AAT induced apoptosis of macrophages infected with M. intracellulare. (A) MDM plus 10 or 50% plasma obtained pre- and post-AAT infusion were infected with M. intracellulare, incubated for two days with either 10% FBS or 10 or 50% pre- and post-AAT infusion plasma from PiZZ subjects, and TUNEL assay performed. Data shown are the mean ± SEM of cells from eight subjects performed in duplicates. (B) Differentiated THP-1 cells were infected with M. intracellulare alone or with AAT or with both AAT and z-DEVD-fmk for 24 h, lysed, and activated caspase-3 quantified by ELISA. Data represent the mean ± SEM of three independent experiments performed in duplicates. (C) Caspase-3 activity was measured in pre-AAT infused MDM in unstimulated cells or cells infected with M. intracellulare alone or with AAT ± z-DEVD-fmk for 24 h. Data represent the mean ± SEM of cells from three subjects in duplicates. (D) Liquid cultures of M. intracellulare at 5 × 10⁵ mycobacteria per mL were incubated with 0.1% DMSO or 1, 3, 5, and 10 μM z-DEVD-fmk for 2 and 4 days, followed by quantitation of viable M. intracellulare. Data represent the mean ± SEM of three independent experiments performed in duplicates. ^*p < 0.05, ^**p < 0.01, ^***p < 0.001, NS, non-significant; Pre M+P, pre-AAT infused MDM + plasma; Post M+P, post-AAT infused MDM + plasma; M. intra, M. intracellulare.

Figure 7

Inhibition of caspase-3 reduced M. intracellulare burden in macrophages. (A) M. intracellulare growth in THP-1 cells ± AAT or caspase 3 inhibitor z-DEVD-fmk (10 μM) at 1 h, 2, and 4 days after infection. Data shown are the mean ± SEM of five independent experiments performed in duplicates. (B) MDM derived from pre-AAT infused monocytes from PiZZ patients incubated with 10% FBS were infected with M. intracellulare alone or with AAT (3 or 5 mg/mL), 10 μM z-DEVD-fmk, and both 5 mg/mL AAT and 10 μM z-DEVD-fmk. After the indicated times, cell-associated M. intracellulare were quantified. Data shown are the mean ± SEM of cells from four subjects performed in duplicates. (C) MDM derived from post-AAT infused monocytes and plasma incubated with 3 mg/mL exogenous AAT or 10 μM z-DEVD-fmk and infected with M. intracellulare for the indicated times and cell-associated M. intracellulare quantified. Data shown are the mean ± SEM of cells from three subjects performed in duplicates. (D) Primary human alveolar macrophages from organ donors were cultured as described in Experimental Methods and incubated with AAT or z-DEVD-fmk at the indicated concentrations for 1 h, and 2 and 4 days, followed by quantitation of M. intracellulare.
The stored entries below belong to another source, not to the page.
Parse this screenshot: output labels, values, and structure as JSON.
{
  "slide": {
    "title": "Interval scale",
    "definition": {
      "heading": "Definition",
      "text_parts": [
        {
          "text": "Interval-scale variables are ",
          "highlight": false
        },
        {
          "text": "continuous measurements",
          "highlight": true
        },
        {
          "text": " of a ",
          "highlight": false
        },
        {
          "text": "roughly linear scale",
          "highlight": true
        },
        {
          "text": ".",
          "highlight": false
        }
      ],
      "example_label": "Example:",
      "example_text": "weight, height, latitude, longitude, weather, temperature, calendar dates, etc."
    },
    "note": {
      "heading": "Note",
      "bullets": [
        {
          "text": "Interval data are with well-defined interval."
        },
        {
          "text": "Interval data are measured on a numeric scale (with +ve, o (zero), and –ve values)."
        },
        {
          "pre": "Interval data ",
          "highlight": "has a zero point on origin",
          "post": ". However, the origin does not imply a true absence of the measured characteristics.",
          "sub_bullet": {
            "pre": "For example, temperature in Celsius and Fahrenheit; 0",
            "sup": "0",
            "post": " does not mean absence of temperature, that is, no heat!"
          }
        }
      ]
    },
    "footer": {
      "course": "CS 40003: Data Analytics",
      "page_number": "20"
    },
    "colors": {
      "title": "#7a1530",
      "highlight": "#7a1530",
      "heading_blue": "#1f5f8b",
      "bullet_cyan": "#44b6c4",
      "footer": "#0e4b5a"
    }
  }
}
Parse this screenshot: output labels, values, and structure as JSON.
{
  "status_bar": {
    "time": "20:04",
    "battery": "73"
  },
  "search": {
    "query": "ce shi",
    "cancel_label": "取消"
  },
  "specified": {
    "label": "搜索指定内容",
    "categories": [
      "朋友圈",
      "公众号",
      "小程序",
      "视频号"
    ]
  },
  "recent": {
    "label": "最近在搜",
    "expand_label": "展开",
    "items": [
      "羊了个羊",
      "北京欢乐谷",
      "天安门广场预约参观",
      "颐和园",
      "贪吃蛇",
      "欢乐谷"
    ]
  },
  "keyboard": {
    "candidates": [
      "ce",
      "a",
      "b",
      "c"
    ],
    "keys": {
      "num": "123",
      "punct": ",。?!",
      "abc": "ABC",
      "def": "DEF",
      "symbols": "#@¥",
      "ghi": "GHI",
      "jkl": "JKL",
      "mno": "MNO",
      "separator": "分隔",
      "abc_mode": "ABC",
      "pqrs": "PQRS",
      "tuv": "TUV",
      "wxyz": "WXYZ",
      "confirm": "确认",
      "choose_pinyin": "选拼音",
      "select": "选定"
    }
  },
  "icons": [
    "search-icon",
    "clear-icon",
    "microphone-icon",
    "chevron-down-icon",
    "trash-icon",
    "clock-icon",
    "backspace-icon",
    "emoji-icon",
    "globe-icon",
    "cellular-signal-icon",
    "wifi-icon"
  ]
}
Data shown are the mean ± SEM of cells from six cadaveric donors performed in duplicates. ^*p < 0.05, ^**p < 0.01, ^***p < 0.001.

Figure 8

Cartoon of the mechanism by which AAT enhances macrophage control of M. intracellulare infection. The paradigm from the results of this study is that AAT inhibits p65-NFκB activation in M. intrcellulare-infected macrophages, resulting in inhibition of autophagy and increased susceptibility to M. intracellulare infection in macrophages. It is also likely that AAT is inducing other host-protective mechanisms in macrophages that are independent of p65-NFκB activation. Based on the work of others, increased autophagy may further decrease A20, further amplifying autophagy and providing a positive feedback loop (dashed blue arrow); however, decreased A20 expression may attenuate AAT inhibition of NFκB, preventing excessive inhibition of NFκB by AAT and displaying a negative feedback loop (dashed inhibitory red arrow).